The small black coupe parked at the curb after an urgent squeal of tires. Two men hurried out into a chilling rain that plopped against their hats and coats.

“He must be close by,” Second-grade Detective Rory Dalcross snapped. “The stoolie said he’d seen our customer on this block.”

“The creep could be out past Weehawken considering the time it took us to crawl over here,” Detective Ed Aiken argued, muffling a sneeze. “I knew something would get us out on the street at a quarter to eleven on a miserable night like thi–“

“So help me, we’ve got him!” Dalcross suddenly snapped his heavy fingers. “The perp is in that movie theatre for sure.”

“How could you know that?” the snarly Aiken demanded. “Besides, it’s a building with six separate movies, and he could walk out while we’re in a different branch of the sixplex.”

“He won’t.”

“How can you know that?”

“Because the show in theatre number four won’t be finished until five minutes to eleven.”

“Huh? You think you even know which theatre he’s in?”

“I sure do, Ed.” Dalcross grinned confidently. “Take my advice and get with the program.”

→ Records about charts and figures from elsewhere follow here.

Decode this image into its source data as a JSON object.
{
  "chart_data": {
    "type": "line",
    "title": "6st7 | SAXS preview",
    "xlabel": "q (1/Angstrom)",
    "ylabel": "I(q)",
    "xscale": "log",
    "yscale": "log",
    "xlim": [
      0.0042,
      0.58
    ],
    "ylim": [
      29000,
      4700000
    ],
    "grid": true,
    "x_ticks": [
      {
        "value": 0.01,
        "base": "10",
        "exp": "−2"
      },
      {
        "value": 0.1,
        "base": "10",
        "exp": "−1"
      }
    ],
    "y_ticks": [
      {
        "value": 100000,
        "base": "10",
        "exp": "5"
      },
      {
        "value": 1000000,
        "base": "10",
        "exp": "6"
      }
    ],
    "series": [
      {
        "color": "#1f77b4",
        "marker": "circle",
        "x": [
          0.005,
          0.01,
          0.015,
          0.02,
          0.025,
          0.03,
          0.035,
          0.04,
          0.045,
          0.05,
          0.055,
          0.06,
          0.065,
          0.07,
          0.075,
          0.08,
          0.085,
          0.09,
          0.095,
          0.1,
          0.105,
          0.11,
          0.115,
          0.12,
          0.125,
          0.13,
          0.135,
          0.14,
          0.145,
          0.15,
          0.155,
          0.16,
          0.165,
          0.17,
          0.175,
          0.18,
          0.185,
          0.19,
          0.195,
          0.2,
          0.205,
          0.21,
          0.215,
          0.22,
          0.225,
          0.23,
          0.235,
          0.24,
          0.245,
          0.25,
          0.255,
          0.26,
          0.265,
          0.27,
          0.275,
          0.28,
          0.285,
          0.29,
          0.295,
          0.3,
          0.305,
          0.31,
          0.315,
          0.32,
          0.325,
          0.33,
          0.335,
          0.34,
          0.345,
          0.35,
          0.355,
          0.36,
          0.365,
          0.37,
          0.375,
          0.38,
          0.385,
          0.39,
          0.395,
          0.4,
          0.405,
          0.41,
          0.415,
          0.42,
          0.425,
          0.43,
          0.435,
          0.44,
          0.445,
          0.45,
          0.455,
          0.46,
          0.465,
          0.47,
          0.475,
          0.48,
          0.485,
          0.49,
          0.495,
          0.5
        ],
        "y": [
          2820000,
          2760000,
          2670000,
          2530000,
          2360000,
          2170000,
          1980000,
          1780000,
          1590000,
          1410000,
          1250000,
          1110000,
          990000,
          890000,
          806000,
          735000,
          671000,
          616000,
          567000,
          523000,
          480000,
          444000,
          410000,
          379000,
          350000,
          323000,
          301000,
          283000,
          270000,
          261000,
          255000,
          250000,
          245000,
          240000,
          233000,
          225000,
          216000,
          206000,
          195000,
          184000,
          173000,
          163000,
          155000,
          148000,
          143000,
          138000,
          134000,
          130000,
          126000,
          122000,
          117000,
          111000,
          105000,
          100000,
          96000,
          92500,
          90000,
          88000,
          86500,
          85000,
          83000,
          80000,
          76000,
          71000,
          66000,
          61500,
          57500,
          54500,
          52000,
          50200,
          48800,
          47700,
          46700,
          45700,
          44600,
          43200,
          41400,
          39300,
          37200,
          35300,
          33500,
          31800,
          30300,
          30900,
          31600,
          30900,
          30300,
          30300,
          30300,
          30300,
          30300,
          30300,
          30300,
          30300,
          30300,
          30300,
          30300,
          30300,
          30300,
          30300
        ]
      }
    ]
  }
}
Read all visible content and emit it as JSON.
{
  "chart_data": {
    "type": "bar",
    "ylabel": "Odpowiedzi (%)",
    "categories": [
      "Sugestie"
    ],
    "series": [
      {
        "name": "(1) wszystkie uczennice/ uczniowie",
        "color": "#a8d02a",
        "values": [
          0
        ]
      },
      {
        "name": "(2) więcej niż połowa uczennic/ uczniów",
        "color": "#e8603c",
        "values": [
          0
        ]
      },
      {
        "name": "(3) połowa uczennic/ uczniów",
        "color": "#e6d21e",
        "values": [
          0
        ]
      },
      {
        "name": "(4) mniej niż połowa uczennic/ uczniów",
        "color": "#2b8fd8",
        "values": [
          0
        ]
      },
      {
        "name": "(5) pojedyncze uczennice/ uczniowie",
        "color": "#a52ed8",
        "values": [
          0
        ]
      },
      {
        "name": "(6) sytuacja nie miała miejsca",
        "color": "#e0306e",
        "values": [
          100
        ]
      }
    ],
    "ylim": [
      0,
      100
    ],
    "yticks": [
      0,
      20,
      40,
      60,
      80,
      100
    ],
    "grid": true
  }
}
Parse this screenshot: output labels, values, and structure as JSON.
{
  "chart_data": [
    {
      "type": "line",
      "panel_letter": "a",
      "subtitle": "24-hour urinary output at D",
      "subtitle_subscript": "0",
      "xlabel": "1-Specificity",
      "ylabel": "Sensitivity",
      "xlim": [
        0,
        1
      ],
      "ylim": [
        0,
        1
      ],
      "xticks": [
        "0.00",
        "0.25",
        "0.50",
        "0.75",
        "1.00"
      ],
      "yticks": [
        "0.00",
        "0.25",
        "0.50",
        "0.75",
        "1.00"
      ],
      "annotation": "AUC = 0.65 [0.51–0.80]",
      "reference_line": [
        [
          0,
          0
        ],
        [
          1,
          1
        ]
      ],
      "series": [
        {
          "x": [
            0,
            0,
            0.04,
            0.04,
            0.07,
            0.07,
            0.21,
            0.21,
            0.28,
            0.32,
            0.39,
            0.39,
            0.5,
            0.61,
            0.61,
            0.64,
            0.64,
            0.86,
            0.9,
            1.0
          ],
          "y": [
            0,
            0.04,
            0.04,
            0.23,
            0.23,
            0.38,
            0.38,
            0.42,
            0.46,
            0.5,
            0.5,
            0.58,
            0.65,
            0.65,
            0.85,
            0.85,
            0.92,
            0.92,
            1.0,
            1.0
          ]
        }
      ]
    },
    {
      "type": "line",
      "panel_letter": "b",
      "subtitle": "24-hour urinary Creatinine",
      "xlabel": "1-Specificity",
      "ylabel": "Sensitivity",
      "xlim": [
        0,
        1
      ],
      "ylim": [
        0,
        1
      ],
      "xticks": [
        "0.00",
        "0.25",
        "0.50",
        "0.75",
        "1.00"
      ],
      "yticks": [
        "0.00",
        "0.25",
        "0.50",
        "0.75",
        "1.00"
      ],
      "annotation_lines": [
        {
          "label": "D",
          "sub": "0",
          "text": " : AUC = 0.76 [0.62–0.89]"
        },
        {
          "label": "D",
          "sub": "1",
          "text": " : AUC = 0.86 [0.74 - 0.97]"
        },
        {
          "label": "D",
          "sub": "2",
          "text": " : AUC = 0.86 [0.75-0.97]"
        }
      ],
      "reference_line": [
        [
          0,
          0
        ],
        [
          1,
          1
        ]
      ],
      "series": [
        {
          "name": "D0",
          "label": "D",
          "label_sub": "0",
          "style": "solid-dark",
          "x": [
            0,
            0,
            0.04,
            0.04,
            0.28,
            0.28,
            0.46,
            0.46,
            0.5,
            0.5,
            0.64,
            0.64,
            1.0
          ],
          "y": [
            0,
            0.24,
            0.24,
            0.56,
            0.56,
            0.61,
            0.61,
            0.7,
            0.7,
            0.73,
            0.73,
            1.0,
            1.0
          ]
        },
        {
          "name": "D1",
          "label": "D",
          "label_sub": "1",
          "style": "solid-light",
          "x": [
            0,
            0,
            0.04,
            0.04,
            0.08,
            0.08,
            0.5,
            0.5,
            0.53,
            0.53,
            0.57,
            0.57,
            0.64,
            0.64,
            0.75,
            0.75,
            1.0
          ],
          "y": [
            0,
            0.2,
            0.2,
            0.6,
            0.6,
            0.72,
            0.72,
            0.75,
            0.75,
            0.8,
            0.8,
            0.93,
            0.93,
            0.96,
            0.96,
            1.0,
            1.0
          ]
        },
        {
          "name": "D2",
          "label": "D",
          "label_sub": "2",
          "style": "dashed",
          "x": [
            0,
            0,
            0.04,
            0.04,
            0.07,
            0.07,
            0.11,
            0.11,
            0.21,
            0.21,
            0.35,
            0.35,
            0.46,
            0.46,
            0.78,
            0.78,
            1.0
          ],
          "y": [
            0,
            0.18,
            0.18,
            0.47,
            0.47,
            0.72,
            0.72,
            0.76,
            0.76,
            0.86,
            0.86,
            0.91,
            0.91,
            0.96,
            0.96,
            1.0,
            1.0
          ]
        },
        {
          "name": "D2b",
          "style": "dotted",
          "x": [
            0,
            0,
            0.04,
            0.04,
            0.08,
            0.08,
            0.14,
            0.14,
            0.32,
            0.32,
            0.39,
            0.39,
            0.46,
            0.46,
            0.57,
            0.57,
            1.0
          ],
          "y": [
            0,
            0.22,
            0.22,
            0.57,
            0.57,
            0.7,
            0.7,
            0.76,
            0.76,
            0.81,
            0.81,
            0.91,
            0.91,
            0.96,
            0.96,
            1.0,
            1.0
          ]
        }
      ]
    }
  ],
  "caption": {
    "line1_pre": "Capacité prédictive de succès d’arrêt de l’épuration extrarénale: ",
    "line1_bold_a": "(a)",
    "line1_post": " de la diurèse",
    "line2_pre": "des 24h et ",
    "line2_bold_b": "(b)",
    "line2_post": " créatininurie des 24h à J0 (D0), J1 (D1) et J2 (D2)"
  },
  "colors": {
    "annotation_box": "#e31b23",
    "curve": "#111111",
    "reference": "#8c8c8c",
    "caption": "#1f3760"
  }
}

Only the rain hurried him now as he walked behind his partner into the crowded softly-lighted lobby. Both men showed their I.D. cards to the first usher, who called out the anxious looking manager.

“Is this culprit–” the manager swallowed hard– “dangerous?”

“Judge for yourself. Lloyd Newburn was serving two consecutive life sentences at Ossining until last week when he shot a couple of guards and broke out. One guard was killed. The other will survive — as an imbecile.”

“Oh, Lord! Well, shouldn’t you have more men with you?”

“There’s no time for that. But we’ll get him before the show is over. There’ll be no trouble for the patrons.”

The detectives walked side-by-side with the pallid-faced manager. Lobby games were in full and noisy use. Young men and women carrying soft drinks or popcorn were surging back to various theatres. A crowd shuffled out of theatre number five. Dalcross was so sure of himself he didn’t look at any of the departing patrons, but his partner stared at the men.

After leaving his down coat on a lobby chair, Dalcross walked inconspicuously into theatre number four. At the back, he let his eyes get used to the darkness. He didn’t look at the screen, having previously seen the flick twice.